Gerardo Varela
Julio es el mes de las revoluciones. El 4, la Revolución Americana, donde EE.UU. conmemora la declaración de independencia; y el 14, la Revolución Francesa, simbolizada en la toma de la Bastilla. Ambas tienen en común que la causa última fueron los impuestos. La Revolución Francesa se inicia porque Luis XVI convoca a los Estados Generales a reunirse para aprobar alzas de impuestos. Se la niegan, y al poco andar lo decapitan. Los americanos, por el contrario, arriesgaron sus cabezas oponiéndose al rey de Inglaterra, que se negaba a reconocerles los mismos derechos que al Parlamento inglés. "No taxes without representation" gritaron en Boston, y el Tea Party arrojó el té al mar, detonando la revolución.
Los impuestos y su correlato la defensa de la propiedad mueven montañas. La reforma protestante solo agarró vuelo cuando Lutero liberó a los príncipes alemanes de la obligación de pagar al Papa el diezmo eclesiástico. Nuestra guerra del Pacífico, sin ir más lejos, se produce porque los bolivianos les aplican impuestos a los chilenos, contrariando un tratado previo.
La lucha por limitar la codicia del poderoso de turno ha sido larga, y jamás ganada del todo.
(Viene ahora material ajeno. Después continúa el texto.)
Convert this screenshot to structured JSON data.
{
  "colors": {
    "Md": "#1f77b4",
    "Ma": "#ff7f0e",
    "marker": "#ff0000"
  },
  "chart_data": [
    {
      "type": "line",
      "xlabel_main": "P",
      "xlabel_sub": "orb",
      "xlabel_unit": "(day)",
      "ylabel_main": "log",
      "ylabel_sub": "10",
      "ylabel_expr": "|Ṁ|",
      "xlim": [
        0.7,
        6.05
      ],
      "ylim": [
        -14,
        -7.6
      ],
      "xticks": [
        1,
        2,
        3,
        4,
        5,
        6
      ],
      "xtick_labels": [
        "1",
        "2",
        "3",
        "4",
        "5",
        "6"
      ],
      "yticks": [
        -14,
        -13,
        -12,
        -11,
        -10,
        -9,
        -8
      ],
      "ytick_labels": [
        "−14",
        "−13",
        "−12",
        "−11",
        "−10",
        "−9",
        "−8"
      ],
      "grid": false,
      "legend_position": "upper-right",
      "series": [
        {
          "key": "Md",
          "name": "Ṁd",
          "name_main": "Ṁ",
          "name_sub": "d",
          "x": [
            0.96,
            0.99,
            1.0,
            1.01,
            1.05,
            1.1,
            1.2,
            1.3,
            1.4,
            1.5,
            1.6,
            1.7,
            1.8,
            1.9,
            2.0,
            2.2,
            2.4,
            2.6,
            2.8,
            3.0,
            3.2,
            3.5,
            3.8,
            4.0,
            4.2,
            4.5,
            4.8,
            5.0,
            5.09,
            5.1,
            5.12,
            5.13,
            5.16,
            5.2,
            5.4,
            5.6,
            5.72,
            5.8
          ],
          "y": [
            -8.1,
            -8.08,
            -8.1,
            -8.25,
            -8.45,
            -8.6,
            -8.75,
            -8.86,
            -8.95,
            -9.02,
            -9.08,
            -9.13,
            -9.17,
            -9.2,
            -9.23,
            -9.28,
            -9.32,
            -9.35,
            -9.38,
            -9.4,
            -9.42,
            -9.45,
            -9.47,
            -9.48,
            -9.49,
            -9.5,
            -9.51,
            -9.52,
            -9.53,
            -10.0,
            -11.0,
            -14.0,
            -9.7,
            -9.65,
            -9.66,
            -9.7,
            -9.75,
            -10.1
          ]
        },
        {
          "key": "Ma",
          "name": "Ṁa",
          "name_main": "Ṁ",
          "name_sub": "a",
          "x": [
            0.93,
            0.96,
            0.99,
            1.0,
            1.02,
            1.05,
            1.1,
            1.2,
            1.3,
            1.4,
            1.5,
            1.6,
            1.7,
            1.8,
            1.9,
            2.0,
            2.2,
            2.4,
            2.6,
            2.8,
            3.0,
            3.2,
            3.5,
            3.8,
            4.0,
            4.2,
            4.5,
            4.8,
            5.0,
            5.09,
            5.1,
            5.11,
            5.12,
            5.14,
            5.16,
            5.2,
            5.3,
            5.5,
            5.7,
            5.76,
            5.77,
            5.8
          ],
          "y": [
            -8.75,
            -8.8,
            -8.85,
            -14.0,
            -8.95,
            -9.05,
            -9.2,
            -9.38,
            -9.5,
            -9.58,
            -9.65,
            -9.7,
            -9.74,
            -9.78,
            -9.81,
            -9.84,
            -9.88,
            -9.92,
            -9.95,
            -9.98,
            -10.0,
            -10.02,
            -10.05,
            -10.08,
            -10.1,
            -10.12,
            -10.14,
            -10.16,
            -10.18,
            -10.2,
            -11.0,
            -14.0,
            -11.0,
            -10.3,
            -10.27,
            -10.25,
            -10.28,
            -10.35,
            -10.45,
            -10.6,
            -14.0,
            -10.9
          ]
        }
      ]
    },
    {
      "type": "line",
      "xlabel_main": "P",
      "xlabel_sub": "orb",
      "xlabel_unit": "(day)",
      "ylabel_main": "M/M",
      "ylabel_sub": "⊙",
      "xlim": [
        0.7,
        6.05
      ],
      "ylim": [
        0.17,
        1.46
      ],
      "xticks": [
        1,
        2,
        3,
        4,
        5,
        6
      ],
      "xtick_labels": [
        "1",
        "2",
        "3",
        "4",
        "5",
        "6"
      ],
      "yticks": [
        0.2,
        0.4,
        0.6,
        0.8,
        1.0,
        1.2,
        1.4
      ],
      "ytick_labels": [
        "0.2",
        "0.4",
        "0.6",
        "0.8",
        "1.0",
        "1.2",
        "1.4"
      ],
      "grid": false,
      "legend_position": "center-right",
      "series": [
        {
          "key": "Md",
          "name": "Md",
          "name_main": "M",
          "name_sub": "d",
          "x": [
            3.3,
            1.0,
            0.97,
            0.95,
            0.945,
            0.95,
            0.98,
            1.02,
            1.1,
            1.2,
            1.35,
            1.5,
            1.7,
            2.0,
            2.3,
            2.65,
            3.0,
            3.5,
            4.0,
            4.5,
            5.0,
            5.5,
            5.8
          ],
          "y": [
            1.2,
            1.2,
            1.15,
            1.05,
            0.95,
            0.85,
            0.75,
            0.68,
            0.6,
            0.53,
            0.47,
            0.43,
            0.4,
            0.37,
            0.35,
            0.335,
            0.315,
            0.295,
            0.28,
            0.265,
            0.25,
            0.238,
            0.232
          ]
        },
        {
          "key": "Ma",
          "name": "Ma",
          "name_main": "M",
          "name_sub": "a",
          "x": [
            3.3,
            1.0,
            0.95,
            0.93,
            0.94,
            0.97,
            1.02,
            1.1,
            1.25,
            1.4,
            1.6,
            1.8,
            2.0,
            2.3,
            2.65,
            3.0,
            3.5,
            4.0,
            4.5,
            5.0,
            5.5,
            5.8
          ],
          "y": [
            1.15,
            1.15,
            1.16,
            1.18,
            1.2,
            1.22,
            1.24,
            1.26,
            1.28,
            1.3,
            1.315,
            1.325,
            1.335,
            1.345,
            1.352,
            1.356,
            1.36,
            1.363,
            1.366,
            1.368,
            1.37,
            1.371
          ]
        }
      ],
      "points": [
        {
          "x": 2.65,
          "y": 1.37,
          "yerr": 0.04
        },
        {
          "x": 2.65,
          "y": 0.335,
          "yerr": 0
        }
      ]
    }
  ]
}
La Carta Magna de 1215, que es el primer documento que limita el poder del soberano, no solo regula el derecho a no ser privado de libertad sin debido proceso (Habeas Corpus), sino que también obliga al rey a preguntarles a los pares cada vez que quiera cobrarles impuestos.
Nuestra Constitución, recogiendo la más vieja aspiración de las libertades personales frente al soberano, protegió sus bienes (derecho de propiedad), que solo pueden ser expropiados previa indemnización, y consagró que solo por ley se pueden imponer tributos. Es lo que hoy se denomina el principio de legalidad de los tributos. Además, nuestra sensata Constitución agregó dos principios que deben preservarse: uno que prohibió los tributos manifiestamente desproporcionados o injustos, y otro que asegura que las leyes que afecten derechos personales no pueden afectarlos en su esencia.
Estas normas constitucionales las complementa el sensato Código Civil cuando obliga a que en la interpretación de la ley se respete la letra antes que el espíritu. La historia enseñaba a Andrés Bello que el espíritu de las leyes es siempre confuso y opinable, y tiende milagrosamente a coincidir con la voluntad del poderoso de turno. Por eso la interpretación de la ley es un ejercicio de racionalidad intelectual, y no de espiritismo animista que debe realizar el Poder Judicial, y no el Poder Ejecutivo.
El principio de legalidad supone que los economistas tienen poco que ver en el tema tributario, es un terreno entregado a los abogados. A nosotros, porque el derecho evita las revoluciones. Somos nosotros los que usamos la ley, y no las armas para proteger sus derechos.
Por eso no hay que confundir la "evasión" tributaria, que es un delito, con la "elusión", que es un derecho. La elusión no es otra cosa que el derecho a elegir el camino jurídico más barato tributariamente para circular por esta tierra. Si el soberano les pone impuestos a los autos a bencina, usted puede comprarse un diésel, aunque sea más caro; es su derecho. No hay equivalente económico o substancia económica alguna que lo pueda forzar a elegir el camino tributariamente más oneroso para hacer negocios. Y aunque no le guste al publicano, pagar menos impuestos es una razón de negocios. Vender una casa este año para no pagar impuestos el próximo es una legítima razón para venderla y que ningún abusador le diga lo contrario. Ochocientos años de lucha por los derechos personales lo protegen.
Ahora, si usted se siente culpable ejerciendo su derecho a eludir, no lo haga. Si considera que paga poco impuesto, pague más. Lo que resulta inaceptable es exigirle al resto que lo haga primero.
Así que proteja la elusión y critique la evasión. No tolere más facultades para el recaudador y exija que sus derechos los sigan protegiendo los jueces. Eso mantiene a raya la codicia del Estado, preserva un gobierno de leyes y evita revoluciones.